You may be aware of the area of theological inquiry called theodicy*. It deals with the “problem of evil”, though I’m sure that’s an oversimplification. In other words, it deals with the issue that, if God exists, and is infinitely powerful, and is omnibenevolent and omnipresent and omni-whatnot, then why is there evil?
We can leave aside arguments based on notions of free will and just desserts; bad things happen to “good” people in the world, whether through the actions of “evil” people or simply through the operations of the forces of nature. Think of childhood cancers and the like, and indeed, most childhood diseases prior to the modern era, as well as the fact that many children, through no fault of their own, are born to parents who are idiots (this probably describes all children, including mine).
One potential solution to the “problem of evil” is the notion that, despite appearances, the universe in which we live is the best possible one there can be.

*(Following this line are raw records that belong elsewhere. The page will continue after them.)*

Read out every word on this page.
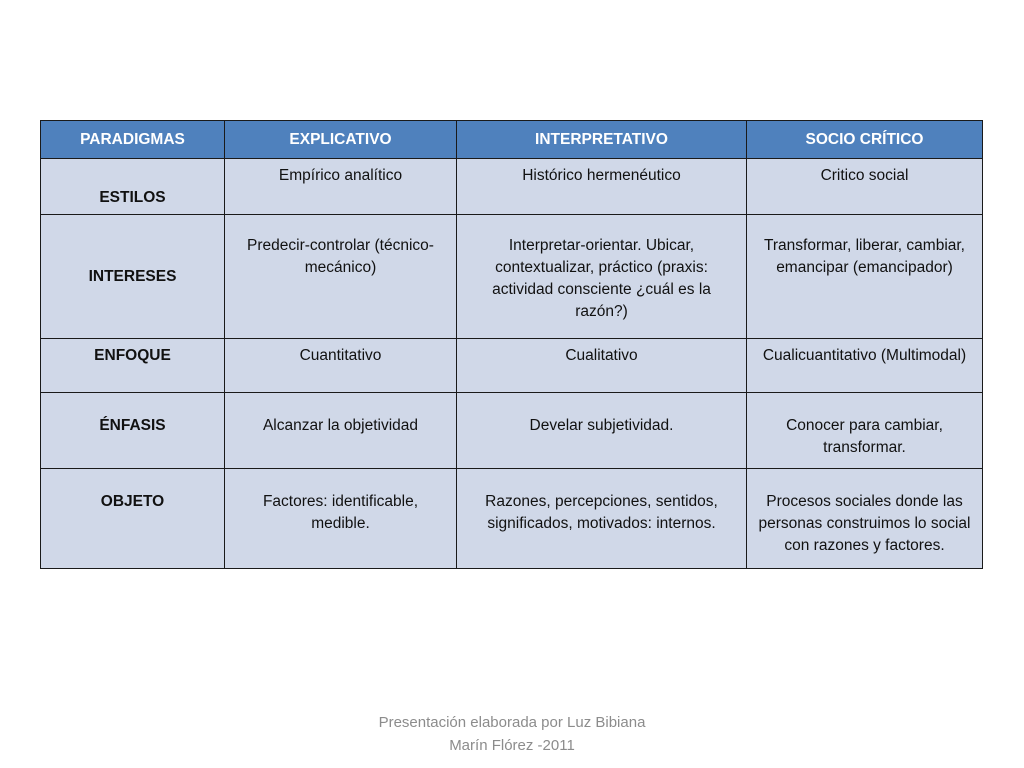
PARADIGMAS	EXPLICATIVO	INTERPRETATIVO	SOCIO CRÍTICO
ESTILOS	Empírico analítico	Histórico hermenéutico	Critico social
INTERESES	Predecir-controlar (técnico-mecánico)	Interpretar-orientar. Ubicar, contextualizar, práctico (praxis: actividad consciente ¿cuál es la razón?)	Transformar, liberar, cambiar, emancipar (emancipador)
ENFOQUE	Cuantitativo	Cualitativo	Cualicuantitativo (Multimodal)
ÉNFASIS	Alcanzar la objetividad	Develar subjetividad.	Conocer para cambiar, transformar.
OBJETO	Factores: identificable, medible.	Razones, percepciones, sentidos, significados, motivados: internos.	Procesos sociales donde las personas construimos lo social con razones y factores.
Presentación elaborada por Luz Bibiana
Marín Flórez -2011
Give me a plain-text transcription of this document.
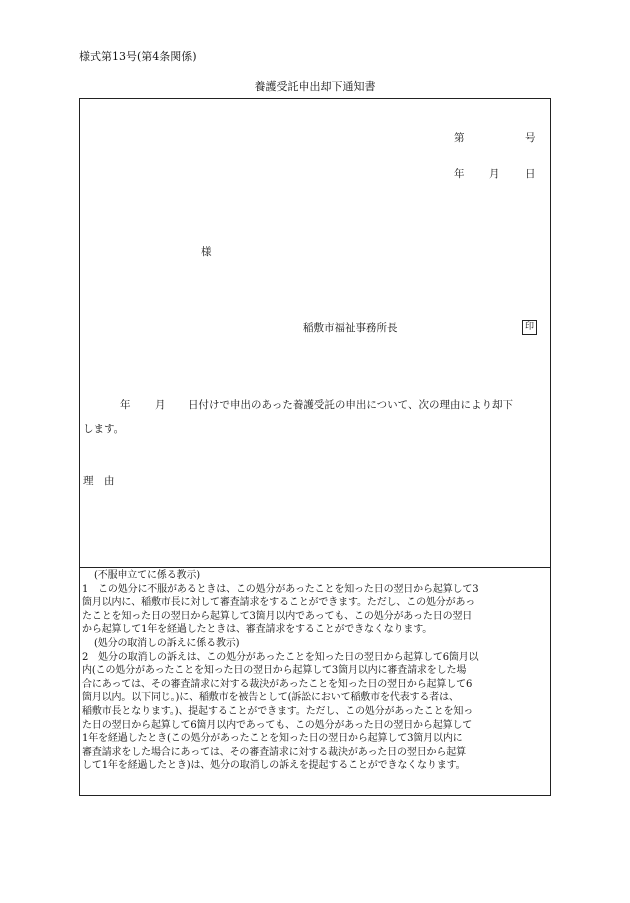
様式第13号(第4条関係)
養護受託申出却下通知書
第	号
年 月 日
様
稲敷市福祉事務所長	印
年 月 日付けで申出のあった養護受託の申出について、次の理由により却下
します。
理　由
(不服申立てに係る教示)
1　この処分に不服があるときは、この処分があったことを知った日の翌日から起算して3
箇月以内に、稲敷市長に対して審査請求をすることができます。ただし、この処分があっ
たことを知った日の翌日から起算して3箇月以内であっても、この処分があった日の翌日
から起算して1年を経過したときは、審査請求をすることができなくなります。
(処分の取消しの訴えに係る教示)
2　処分の取消しの訴えは、この処分があったことを知った日の翌日から起算して6箇月以
内(この処分があったことを知った日の翌日から起算して3箇月以内に審査請求をした場
合にあっては、その審査請求に対する裁決があったことを知った日の翌日から起算して6
箇月以内。以下同じ。)に、稲敷市を被告として(訴訟において稲敷市を代表する者は、
稲敷市長となります。)、提起することができます。ただし、この処分があったことを知っ
た日の翌日から起算して6箇月以内であっても、この処分があった日の翌日から起算して
1年を経過したとき(この処分があったことを知った日の翌日から起算して3箇月以内に
審査請求をした場合にあっては、その審査請求に対する裁決があった日の翌日から起算
して1年を経過したとき)は、処分の取消しの訴えを提起することができなくなります。
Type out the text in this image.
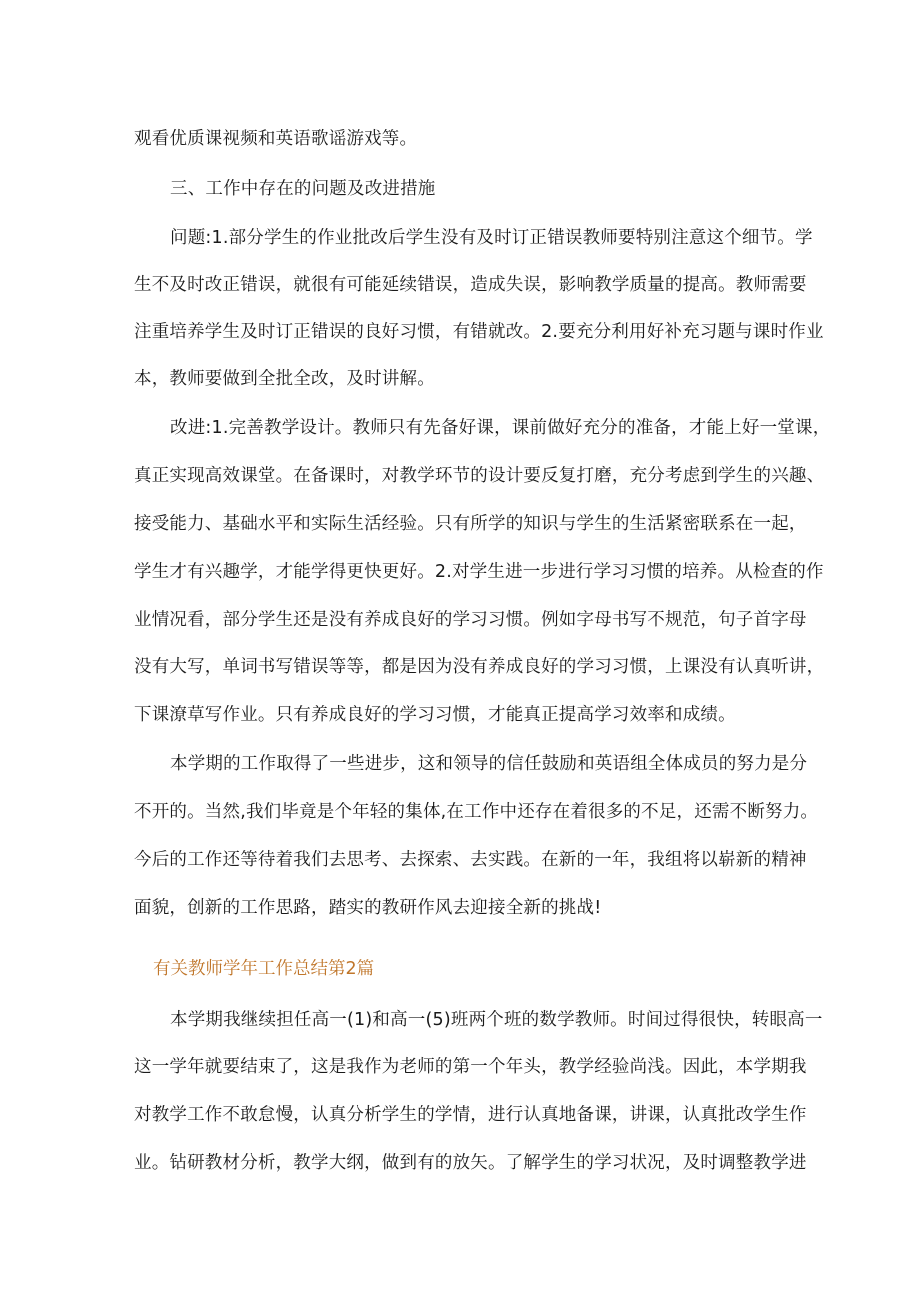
观看优质课视频和英语歌谣游戏等。
三、工作中存在的问题及改进措施
问题:1.部分学生的作业批改后学生没有及时订正错误教师要特别注意这个细节。学
生不及时改正错误，就很有可能延续错误，造成失误，影响教学质量的提高。教师需要
注重培养学生及时订正错误的良好习惯，有错就改。2.要充分利用好补充习题与课时作业
本，教师要做到全批全改，及时讲解。
改进:1.完善教学设计。教师只有先备好课，课前做好充分的准备，才能上好一堂课，
真正实现高效课堂。在备课时，对教学环节的设计要反复打磨，充分考虑到学生的兴趣、
接受能力、基础水平和实际生活经验。只有所学的知识与学生的生活紧密联系在一起，
学生才有兴趣学，才能学得更快更好。2.对学生进一步进行学习习惯的培养。从检查的作
业情况看，部分学生还是没有养成良好的学习习惯。例如字母书写不规范，句子首字母
没有大写，单词书写错误等等，都是因为没有养成良好的学习习惯，上课没有认真听讲，
下课潦草写作业。只有养成良好的学习习惯，才能真正提高学习效率和成绩。
本学期的工作取得了一些进步，这和领导的信任鼓励和英语组全体成员的努力是分
不开的。当然,我们毕竟是个年轻的集体,在工作中还存在着很多的不足，还需不断努力。
今后的工作还等待着我们去思考、去探索、去实践。在新的一年，我组将以崭新的精神
面貌，创新的工作思路，踏实的教研作风去迎接全新的挑战!
有关教师学年工作总结第2篇
本学期我继续担任高一(1)和高一(5)班两个班的数学教师。时间过得很快，转眼高一
这一学年就要结束了，这是我作为老师的第一个年头，教学经验尚浅。因此，本学期我
对教学工作不敢怠慢，认真分析学生的学情，进行认真地备课，讲课，认真批改学生作
业。钻研教材分析，教学大纲，做到有的放矢。了解学生的学习状况，及时调整教学进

This idea is caricatured by Voltaire in the form of Dr. Pangloss, but it’s a serious point that is seriously made, and there is a certain logic to it. The notion is that, if things were changed, locally, to make some particular situation better, it would overall make more things worse, by whatever criteria you might happen to choose, and so every bad thing that happens, though it may not have any local good to it, is nevertheless necessary to minimize the evil, or maximize the good, of the universe, by whatever measure happens to be used by the one doing the parsing…presumably, God.
But how would such a God know what the best possible universe was? Such a being is assumed to have infinite intelligence**, as well as infinite power and awareness. We could, perhaps, describe it as a sort of “computer” that is infinite in all dimensions (perhaps an infinite number of them) and with limitless processing power, constrained only to the degree that it does not lead to paradoxes and contradictions, since we must assume—or I do, at least—that logic would apply even to an omnipotent being. Even God cannot actually make two plus two equal five without changing definitions, in which case it hasn’t actually been done.